To generate A549 cells stably overexpressing circPTK2, we cotransfected the above-mentioned construct or empty vector with packaging plasmids psPAX2 and pMD2.G (Geneseed Biotech) into HEK 293 T cells using Lipofectamine 2000 (Invitrogen). After HEK 293 T cells were cultured for 48 h, the packaged lentiviruses were harvested. A549 cells were infected with the virus and cultured for 3 days. Finally, A549 cells were selected with 0.5 μg/ml of puromycin (Sigma-Aldrich, St. Louis, MO, USA) for in vivo experiments of metastasis.

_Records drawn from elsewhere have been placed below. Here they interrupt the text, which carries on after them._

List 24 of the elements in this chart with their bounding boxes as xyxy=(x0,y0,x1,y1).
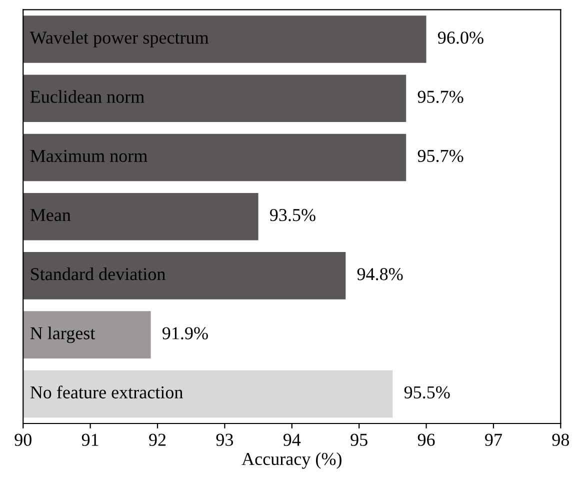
x-tick-label: 98 xyxy=(552,434,569,446)
data-label: 96.0% xyxy=(438,32,484,44)
x-tick-label: 97 xyxy=(485,434,502,446)
x-tick-label: 95 xyxy=(350,434,368,446)
x-tick-label: 90 xyxy=(14,434,32,446)
y-tick-label: N largest xyxy=(30,326,96,344)
x-tick-label: 92 xyxy=(149,434,166,446)
y-tick-label: Euclidean norm xyxy=(30,90,144,103)
data-label: 95.7% xyxy=(418,150,464,162)
x-tick-label: 94 xyxy=(283,434,301,446)
data-label: 91.9% xyxy=(162,327,208,340)
data-label: 94.8% xyxy=(357,268,403,280)
x-tick-label: 93 xyxy=(216,434,234,446)
x-axis-title: Accuracy (%) xyxy=(242,452,342,469)
x-tick-label: 96 xyxy=(418,434,435,446)
y-tick-label: Mean xyxy=(30,209,71,222)
y-tick-label: Standard deviation xyxy=(31,268,166,280)
data-label: 95.7% xyxy=(418,90,464,103)
data-label: 95.5% xyxy=(404,386,450,399)
y-tick-label: No feature extraction xyxy=(30,386,183,398)
y-tick-label: Maximum norm xyxy=(30,150,148,162)
x-tick-label: 91 xyxy=(82,434,98,446)
y-tick-label: Wavelet power spectrum xyxy=(30,31,209,48)
data-label: 93.5% xyxy=(270,208,316,222)
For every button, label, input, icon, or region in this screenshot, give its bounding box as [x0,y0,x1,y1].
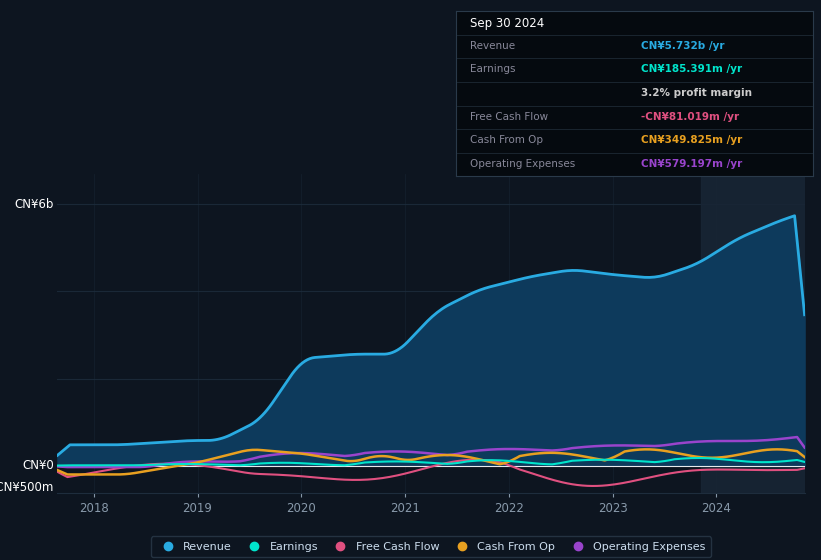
Text: Operating Expenses: Operating Expenses [470,158,576,169]
Text: Sep 30 2024: Sep 30 2024 [470,17,544,30]
Text: Free Cash Flow: Free Cash Flow [470,111,548,122]
Text: Revenue: Revenue [470,41,515,51]
Text: CN¥349.825m /yr: CN¥349.825m /yr [641,135,743,145]
Bar [701,174,805,493]
Text: Cash From Op: Cash From Op [470,135,543,145]
Text: 3.2% profit margin: 3.2% profit margin [641,88,752,98]
Text: -CN¥81.019m /yr: -CN¥81.019m /yr [641,111,740,122]
Text: CN¥5.732b /yr: CN¥5.732b /yr [641,41,725,51]
Text: CN¥579.197m /yr: CN¥579.197m /yr [641,158,743,169]
Text: CN¥185.391m /yr: CN¥185.391m /yr [641,64,742,74]
Text: Earnings: Earnings [470,64,516,74]
Text: CN¥6b: CN¥6b [14,198,53,211]
Text: CN¥0: CN¥0 [22,459,53,472]
Text: -CN¥500m: -CN¥500m [0,481,53,494]
Legend: Revenue, Earnings, Free Cash Flow, Cash From Op, Operating Expenses: Revenue, Earnings, Free Cash Flow, Cash … [151,536,711,557]
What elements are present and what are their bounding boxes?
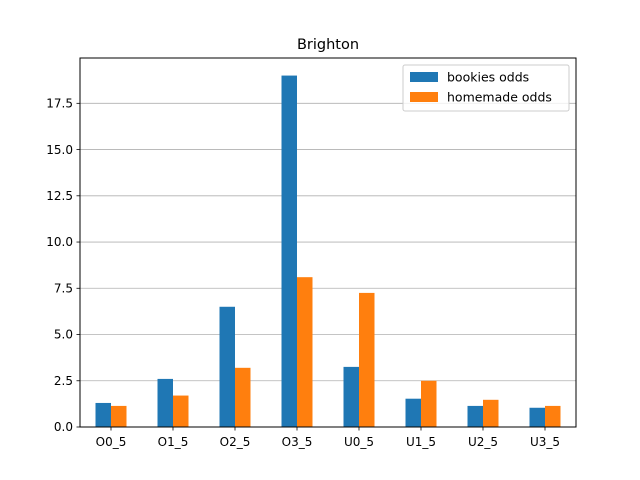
axes-frame bbox=[79, 57, 577, 428]
bar-bookies-U2_5 bbox=[467, 405, 483, 427]
x-tick-label: U0_5 bbox=[344, 435, 374, 449]
bar-homemade-U1_5 bbox=[421, 380, 437, 427]
x-tick-label: U3_5 bbox=[530, 435, 560, 449]
bar-bookies-U0_5 bbox=[343, 366, 359, 427]
x-tick-label: U2_5 bbox=[468, 435, 498, 449]
legend-box bbox=[402, 64, 570, 112]
bar-bookies-O0_5 bbox=[95, 402, 111, 427]
legend-swatch bbox=[410, 92, 438, 102]
x-tick-label: O3_5 bbox=[282, 435, 313, 449]
y-tick-label: 5.0 bbox=[54, 328, 73, 342]
bars bbox=[95, 75, 561, 428]
bar-homemade-O2_5 bbox=[235, 367, 251, 427]
x-axis-ticks: O0_5 O1_5 O2_5 O3_5 U0_5 U1_5 U2_5 U3_5 bbox=[96, 427, 560, 449]
y-axis-ticks: 0.0 2.5 5.0 7.5 10.0 12.5 15.0 17.5 bbox=[46, 97, 80, 434]
bar-homemade-O1_5 bbox=[173, 395, 189, 427]
y-tick-label: 12.5 bbox=[46, 189, 73, 203]
y-tick-label: 0.0 bbox=[54, 420, 73, 434]
legend: bookies odds homemade odds bbox=[402, 64, 570, 112]
bar-homemade-O3_5 bbox=[297, 277, 313, 427]
bar-bookies-U1_5 bbox=[405, 398, 421, 427]
bar-bookies-O1_5 bbox=[157, 378, 173, 427]
y-tick-label: 10.0 bbox=[46, 235, 73, 249]
legend-swatch bbox=[410, 72, 438, 82]
y-tick-label: 7.5 bbox=[54, 281, 73, 295]
bar-bookies-U3_5 bbox=[529, 407, 545, 427]
x-tick-label: O2_5 bbox=[220, 435, 251, 449]
chart-title: Brighton bbox=[297, 37, 359, 53]
x-tick-label: U1_5 bbox=[406, 435, 436, 449]
bar-homemade-U0_5 bbox=[359, 292, 375, 427]
bar-homemade-U2_5 bbox=[483, 399, 499, 427]
bar-homemade-O0_5 bbox=[111, 405, 127, 427]
x-tick-label: O1_5 bbox=[158, 435, 189, 449]
y-tick-label: 15.0 bbox=[46, 143, 73, 157]
y-tick-label: 17.5 bbox=[46, 97, 73, 111]
x-tick-label: O0_5 bbox=[96, 435, 127, 449]
bar-bookies-O3_5 bbox=[281, 75, 297, 428]
legend-label: bookies odds bbox=[447, 70, 529, 85]
bar-homemade-U3_5 bbox=[545, 405, 561, 427]
bar-bookies-O2_5 bbox=[219, 306, 235, 427]
y-tick-label: 2.5 bbox=[54, 374, 73, 388]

RNA interference for circPTK2 knockdown
CircPTK2 was specifically knockdown using siRNA (si-circPTK2, 5’-GUGUCAGAAAAGAUGUUGGUU-3′), which was designed by CircInteractome (
http://circinteractome.nia.nih.gov) and synthesized (GenePharma, Shanghai, China) to target circPTK2 back-splice junction. Scramble siRNA (5’-CACAGUCAAAAGAUGUUGGUU-3′) was used as a negative control. A549 and H226 cells were transfected with 100 pmol of siRNA using Lipofectamine 2000 (Invitrogen). After 48 or 72 h, cells were harvested for qRT-PCR analysis of circPTK2 and linear
PTK2 mRNA expression or for other experiments.
Transwell migration and invasion assays
Transwell assays were conducted to evaluate cell migration and invasion abilities as described by us [
14]. Briefly, A549 and H226 cells transiently overexpressing miR-429/miR-200b-3p or circPTK2 were incubated with TGF-β1 (5 ng/ml) in Transwell plates (BD Biosciences) for 24 h and 48 h. Then cells were allowed to migrate through an 8-μM pored membrane or invade through Matrigel-coated membrane. Migrated and invasive cells were stained and counted under a light microscope. Transwell assays were done in triplicate.
Female BALB/c nude mice (4–6 weeks, 18–20 g) were purchased from the Laboratory Animal Center of Soochow University, and were bred and maintained in specific pathogen-free conditions. Mice were divided into two groups, including circPTK2 overexpression group and control group (6 mice per group). CircPTK2-overexpressed and control A549 cells (3 × 10
6 cells/mouse) in PBS were intravenously (i.v.) injected into the tail vein of mice. TGF-β1 (4 μg/kg bodyweight) was injected intraperitoneally (i.p.) every 5th day post cell inoculation as previously described [
27] to facilitate TGF-β-induced cancer cell invasion. Fifty-six days post-inoculation, the mice were sacrificed and their lung, liver and heart tissues were histologically analyzed with H&E staining for the presence of metastasizing tumor cells. Before H&E staining, the number of metastatic nodules established in lung, liver and pericardium was counted. To monitor tumor cells metastasized to lung, bioluminescent imaging was performed using an IVIS® Spectrum in vivo imaging system (Caliper Life Sciences, Hopkinton, MA, USA). Approximately 15 min before imaging, the mice were injected i.p. with D-luciferin sodium salt (Yeasen Biotech, Shanghai, China) in PBS (15 mg/ml) at a dose of 150 mg/kg bodyweight. Following air anaesthesia with isoflurane, live images were acquired using photography and photons emitted from active luciferase within a region of interest (ROI) were quantified using Living Image® 4.0 software (measured in photons/sec/cm
2/steradian). Animal studies were approved by the Ethics Committee of Soochow University.
Statistical analysis
Difference between two groups was assessed using paired or unpaired t test (two-tailed). Pearson’s correlation test was used to determine the association between two groups. Results were presented as mean ± SEM. P values of < 0.05 were considered significant. Statistical analyses were performed using GraphPad Prism 5.02 software (GraphPad, San Diego, CA, USA).